A Disastrous Day

At this current moment it seems that I could cry. It's funny how the words of a person that you never cared much for can actually affect you. In this instance I'm speaking of the fiancĂ© of a person who used to be my best friend. I know that I've done a lot to earn his hate for me but I have tried sincerely and earnestly to apologize and every time he has thrown it in my face. Now even she joins him in it. I'm afraid that any remaining respect I had is gone and now I seem to feel absolutely nothing towards them at all. I used to think that I possibly owed them something but I no longer believe so. From this moment on they will be as ghosts to me and I will no longer acknowledge their presence. I do not much care for my private affairs to even be slightly made public and although he did not name me I know it was directed towards me. To me when someone says that they want you to fall off the face of the Earth or to drop dead it's a challenge and a threat. To either of those I do not back down and I do not take kindly. Had this been said to my face in a public area he would have been very disgraced and shamed for I would lay out the entire matter for everyone to hear. I am sure that very few people would take his side in the matter for those I have related the whole story to have never sided with him. I will no longer keep their secrets for I am entirely disappointed in the both of them. In  my opinion neither have acted with much dignity of course I know that I have not either in this matter but I at least have tried to in these last few months. I have kept all their secrets and even told lies for them in order to protect them but they are no longer protected by me. I am afraid that once my loyalty is lost it is lost forever. Although I am forgiving, it never entirely for I cannot forget. If I ever forgive them I am afraid we will never be on such good terms as we used to be. I know that I am not blameless in this matter but I have at least tried my best to resolve it and that is all I can do. They are a lost cause to me. I do hope that they are happy together after they are married and have their child. I say I hope because I do not quite think it possible. Maybe sometime in the future I will relay this story to you at. At this point I do not feel at liberty to.

In the mean time all of my friend will be off to college by Monday. I would like to see my closest friend off but I'm not sure if I will be able to. It feels odd not going to college this year and I will miss it and all of my friends. Hopefully I will be back with them in a year or so. It seems that Tech will not even issue me a copy of my transcript and my only hope now is to get a job and pay it off. I hope that I get one soon. I would like to get a job at the hospital. I think I would like that fairly well and I would have insurance and they would support me in financing my education.

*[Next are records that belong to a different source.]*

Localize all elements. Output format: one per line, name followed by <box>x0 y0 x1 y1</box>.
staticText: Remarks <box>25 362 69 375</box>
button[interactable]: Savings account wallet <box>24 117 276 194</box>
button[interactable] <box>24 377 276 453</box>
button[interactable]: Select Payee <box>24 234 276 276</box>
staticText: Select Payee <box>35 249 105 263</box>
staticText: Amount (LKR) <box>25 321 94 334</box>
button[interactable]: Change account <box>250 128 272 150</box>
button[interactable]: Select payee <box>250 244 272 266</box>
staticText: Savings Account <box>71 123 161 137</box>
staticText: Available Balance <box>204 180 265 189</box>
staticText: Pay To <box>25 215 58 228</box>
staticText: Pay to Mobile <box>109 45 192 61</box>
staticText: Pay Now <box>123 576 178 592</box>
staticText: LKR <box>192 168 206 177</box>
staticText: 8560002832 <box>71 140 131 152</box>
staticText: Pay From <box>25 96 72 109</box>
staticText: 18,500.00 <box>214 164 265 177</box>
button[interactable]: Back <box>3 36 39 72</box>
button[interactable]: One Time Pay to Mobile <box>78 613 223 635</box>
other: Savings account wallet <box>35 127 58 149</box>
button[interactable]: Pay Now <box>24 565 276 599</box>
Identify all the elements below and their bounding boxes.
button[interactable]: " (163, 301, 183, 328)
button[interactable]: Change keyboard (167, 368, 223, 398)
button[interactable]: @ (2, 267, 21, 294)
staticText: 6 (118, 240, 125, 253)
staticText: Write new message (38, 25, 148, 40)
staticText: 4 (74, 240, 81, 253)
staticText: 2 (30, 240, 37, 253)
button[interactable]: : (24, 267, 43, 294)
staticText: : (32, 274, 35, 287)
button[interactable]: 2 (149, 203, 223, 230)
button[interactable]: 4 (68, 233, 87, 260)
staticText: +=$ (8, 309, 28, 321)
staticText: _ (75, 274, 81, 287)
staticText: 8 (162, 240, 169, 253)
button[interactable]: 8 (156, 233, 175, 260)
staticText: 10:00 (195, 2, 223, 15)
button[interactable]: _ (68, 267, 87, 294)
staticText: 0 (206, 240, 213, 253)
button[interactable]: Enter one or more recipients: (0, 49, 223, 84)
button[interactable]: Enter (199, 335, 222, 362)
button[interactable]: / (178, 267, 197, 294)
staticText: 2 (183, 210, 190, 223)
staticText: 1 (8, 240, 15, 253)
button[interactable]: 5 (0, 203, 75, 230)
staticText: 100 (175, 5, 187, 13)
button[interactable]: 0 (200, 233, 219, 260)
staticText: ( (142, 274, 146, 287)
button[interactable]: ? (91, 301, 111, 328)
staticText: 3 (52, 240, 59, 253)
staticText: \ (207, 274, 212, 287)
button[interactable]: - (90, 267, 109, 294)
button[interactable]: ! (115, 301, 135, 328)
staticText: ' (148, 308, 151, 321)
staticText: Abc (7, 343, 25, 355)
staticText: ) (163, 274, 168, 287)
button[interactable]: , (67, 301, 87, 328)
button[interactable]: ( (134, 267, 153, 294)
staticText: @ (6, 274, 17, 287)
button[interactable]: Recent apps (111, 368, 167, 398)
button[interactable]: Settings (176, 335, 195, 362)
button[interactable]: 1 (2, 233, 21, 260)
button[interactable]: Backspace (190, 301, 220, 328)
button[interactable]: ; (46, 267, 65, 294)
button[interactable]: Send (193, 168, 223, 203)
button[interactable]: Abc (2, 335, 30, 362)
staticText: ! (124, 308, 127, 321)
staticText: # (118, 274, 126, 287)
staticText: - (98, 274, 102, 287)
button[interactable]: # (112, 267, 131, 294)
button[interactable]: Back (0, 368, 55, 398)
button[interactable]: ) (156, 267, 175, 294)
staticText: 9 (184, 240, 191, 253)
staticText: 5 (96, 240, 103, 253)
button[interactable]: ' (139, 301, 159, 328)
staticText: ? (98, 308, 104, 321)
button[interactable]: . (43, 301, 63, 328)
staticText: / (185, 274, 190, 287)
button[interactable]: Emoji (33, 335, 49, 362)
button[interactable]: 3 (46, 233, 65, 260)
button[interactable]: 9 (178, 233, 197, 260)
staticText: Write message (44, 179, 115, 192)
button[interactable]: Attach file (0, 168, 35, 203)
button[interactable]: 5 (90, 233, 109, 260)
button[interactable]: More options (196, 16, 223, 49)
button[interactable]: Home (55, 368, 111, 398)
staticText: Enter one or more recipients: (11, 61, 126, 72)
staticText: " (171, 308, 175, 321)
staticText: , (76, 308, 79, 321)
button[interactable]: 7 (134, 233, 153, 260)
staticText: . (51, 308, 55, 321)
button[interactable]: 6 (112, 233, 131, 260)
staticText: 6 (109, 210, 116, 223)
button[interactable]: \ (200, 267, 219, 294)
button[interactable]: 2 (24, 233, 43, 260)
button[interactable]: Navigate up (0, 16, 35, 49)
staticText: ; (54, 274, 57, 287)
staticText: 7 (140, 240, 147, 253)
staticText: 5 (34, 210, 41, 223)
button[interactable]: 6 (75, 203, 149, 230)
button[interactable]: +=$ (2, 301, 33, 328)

I have also been up to many vintage projects. I recently made a tray and have many new vintage graphics thanks to The Graphics Fairy. I have also been trying to work on a very interesting pillow for my friend. He like unusual things and I found a spiky dodecahedron pillow thing to make him. I think he'll like it. I want to finish it before he goes to college but I'm not sure if that will be possible or not.

Also I have just recently finished Pride and Prejudice by Jane Austen. The movie based on that book is very accurate in most aspects. The book was very good. I am trying to read all of Jane Austen's works and would very much like to own all of her books. So far I have Emma and Persuasion. If anyone could tell me where I could find the others at a good price I would be very grateful.

Well I believe it's time for me to put this disastrous day behind me and go to bed, if possible. I certainly hope tomorrow is a good day, both for you and me. Goodnight.